Hortitechnews: On parle de taux d’écart élevés chez la clémentine déverdie, malgré que les producteurs aient pris beaucoup de précautions, quels sont ces taux d’écarts et quelles en sont les causes ?

ElHassane Chikhi: Oui les taux d’écart de la clémentine déverdie sont assez élevés. Bien entendu ça diffère d’un lot à un autre et d’une station à une autre, mais des taux d’écart dépassant les 60% sont fréquents. D’après les chiffres de l’EACCE, les principales causes de ces écarts sont : les défauts de coloration et présentation : 58%, défaillance de maturité interne (généralement Brix) : 26%, les marbrures (7%)…etc.

HTN: Pourquoi ce taux élevé de défaut de coloration ?

E. Chikhi: Le déverdissage nécessite beaucoup de délicatesse. Ainsi, lors de la récolte, par exemple, on ne doit récolter que les fruits de l’extérieur. En plus, les fruits doivent avoir une couleur “vert filtrant“. Mais les ouvriers ne respectent pas toujours ces consignes. Aussi les nouveaux clones, comme Nuless et Orogrande, ne répondent pas bien au déverdissage alors qu’avec Bruno et la clémentine cadoux le problème ne se pose pas beaucoup. Ajoutons à ceci l’effet du porte greffe Macrophylla qui aggrave un peu la situation.
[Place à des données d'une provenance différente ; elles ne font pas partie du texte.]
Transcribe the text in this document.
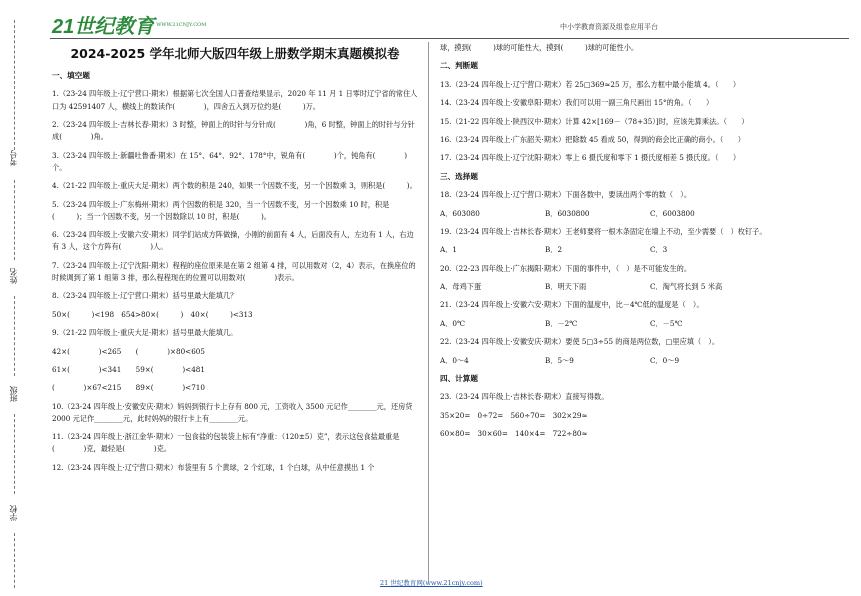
21世纪教育 WWW.21CNJY.COM	中小学教育资源及组卷应用平台
考号
姓名
班级
学校
2024-2025 学年北师大版四年级上册数学期末真题模拟卷
一、填空题

1.（23-24 四年级上·辽宁营口·期末）根据第七次全国人口普查结果显示，2020 年 11 月 1 日零时辽宁省的常住人口为 42591407 人，横线上的数读作(　　　　)，四舍五入到万位约是(　　　)万。

2.（23-24 四年级上·吉林长春·期末）3 时整，钟面上的时针与分针成(　　　　)角，6 时整，钟面上的时针与分针成(　　　　)角。

3.（23-24 四年级上·新疆吐鲁番·期末）在 15°、64°、92°、178°中，锐角有(　　　　)个，钝角有(　　　　)个。

4.（21-22 四年级上·重庆大足·期末）两个数的积是 240，如果一个因数不变，另一个因数乘 3，则积是(　　　)。

5.（23-24 四年级上·广东梅州·期末）两个因数的积是 320，当一个因数不变，另一个因数乘 10 时，积是(　　　)；当一个因数不变，另一个因数除以 10 时，积是(　　　)。

6.（23-24 四年级上·安徽六安·期末）同学们站成方阵做操，小刚的前面有 4 人，后面没有人，左边有 1 人，右边有 3 人，这个方阵有(　　　　)人。

7.（23-24 四年级上·辽宁沈阳·期末）程程的座位原来是在第 2 组第 4 排，可以用数对（2，4）表示，在换座位的时候调到了第 1 组第 3 排，那么程程现在的位置可以用数对(　　　　)表示。

8.（23-24 四年级上·辽宁营口·期末）括号里最大能填几？

50×(　　　)<198　654>80×(　　　)　40×(　　　)<313

9.（21-22 四年级上·重庆大足·期末）括号里最大能填几。

42×(　　　　)<265　　(　　　　)×80<605

61×(　　　　)<341　　59×(　　　　)<481

(　　　　)×67<215　　89×(　　　　)<710

10.（23-24 四年级上·安徽安庆·期末）妈妈到银行卡上存有 800 元，工资收入 3500 元记作________元，还房贷 2000 元记作________元，此时妈妈的银行卡上有________元。

11.（23-24 四年级上·浙江金华·期末）一包食盐的包装袋上标有“净重：（120±5）克”，表示这包食盐最重是(　　　　)克，最轻是(　　　　)克。

12.（23-24 四年级上·辽宁营口·期末）布袋里有 5 个黄球，2 个红球，1 个白球，从中任意摸出 1 个

球，摸到(　　　)球的可能性大，摸到(　　　)球的可能性小。

二、判断题

13.（23-24 四年级上·辽宁营口·期末）若 25□369≈25 万，那么方框中最小能填 4。（　　）

14.（23-24 四年级上·安徽阜阳·期末）我们可以用一副三角尺画出 15°的角。（　　）

15.（21-22 四年级上·陕西汉中·期末）计算 42×[169－（78+35）]时，应该先算乘法。（　　）

16.（23-24 四年级上·广东韶关·期末）把除数 45 看成 50，得到的商会比正确的商小。（　　）

17.（23-24 四年级上·辽宁沈阳·期末）零上 6 摄氏度和零下 1 摄氏度相差 5 摄氏度。（　　）

三、选择题

18.（23-24 四年级上·辽宁营口·期末）下面各数中，要读出两个零的数（　）。

A．603080	B．6030800	C．6003800

19.（23-24 四年级上·吉林长春·期末）王老师要将一根木条固定在墙上不动，至少需要（　）枚钉子。

A．1	B．2	C．3

20.（22-23 四年级上·广东揭阳·期末）下面的事件中，（　）是不可能发生的。

A．母鸡下蛋	B．明天下雨	C．淘气将长到 5 米高

21.（23-24 四年级上·安徽六安·期末）下面的温度中，比－4℃低的温度是（　）。

A．0℃	B．－2℃	C．－5℃

22.（23-24 四年级上·安徽安庆·期末）要使 5□3÷55 的商是两位数，□里应填（　）。

A．0～4	B．5～9	C．0～9

四、计算题

23.（23-24 四年级上·吉林长春·期末）直接写得数。

35×20=　0÷72=　560÷70=　302×29≈

60×80=　30×60=　140×4=　722÷80≈

21 世纪教育网(www.21cnjy.com)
HTN: Justement, parlons du porte greffe Macrophylla, avec l’instauration de la mesure du Brix accompagné d’un sérieux, sans précédent, contrôle de l’EACCE, certains producteurs commencent à vraiment regretter ce choix, quel est votre avis sur ce porte greffe?

E. Chkihi: Le Macrophylla est un porte greffe qui a des points forts et des points faibles, comme tout autre porte greffe. Pour estomper ses points faibles il nécessite une conduite technique spécifique. Afin d’éviter les problèmes que vous avez cité et d’autres comme la production de fruits de calibres trop gros pour être exportés et la rugosité de la peau. Par exemple :

– Gestion de la fertilisation : éviter les apports excessifs et tardifs de l’azote…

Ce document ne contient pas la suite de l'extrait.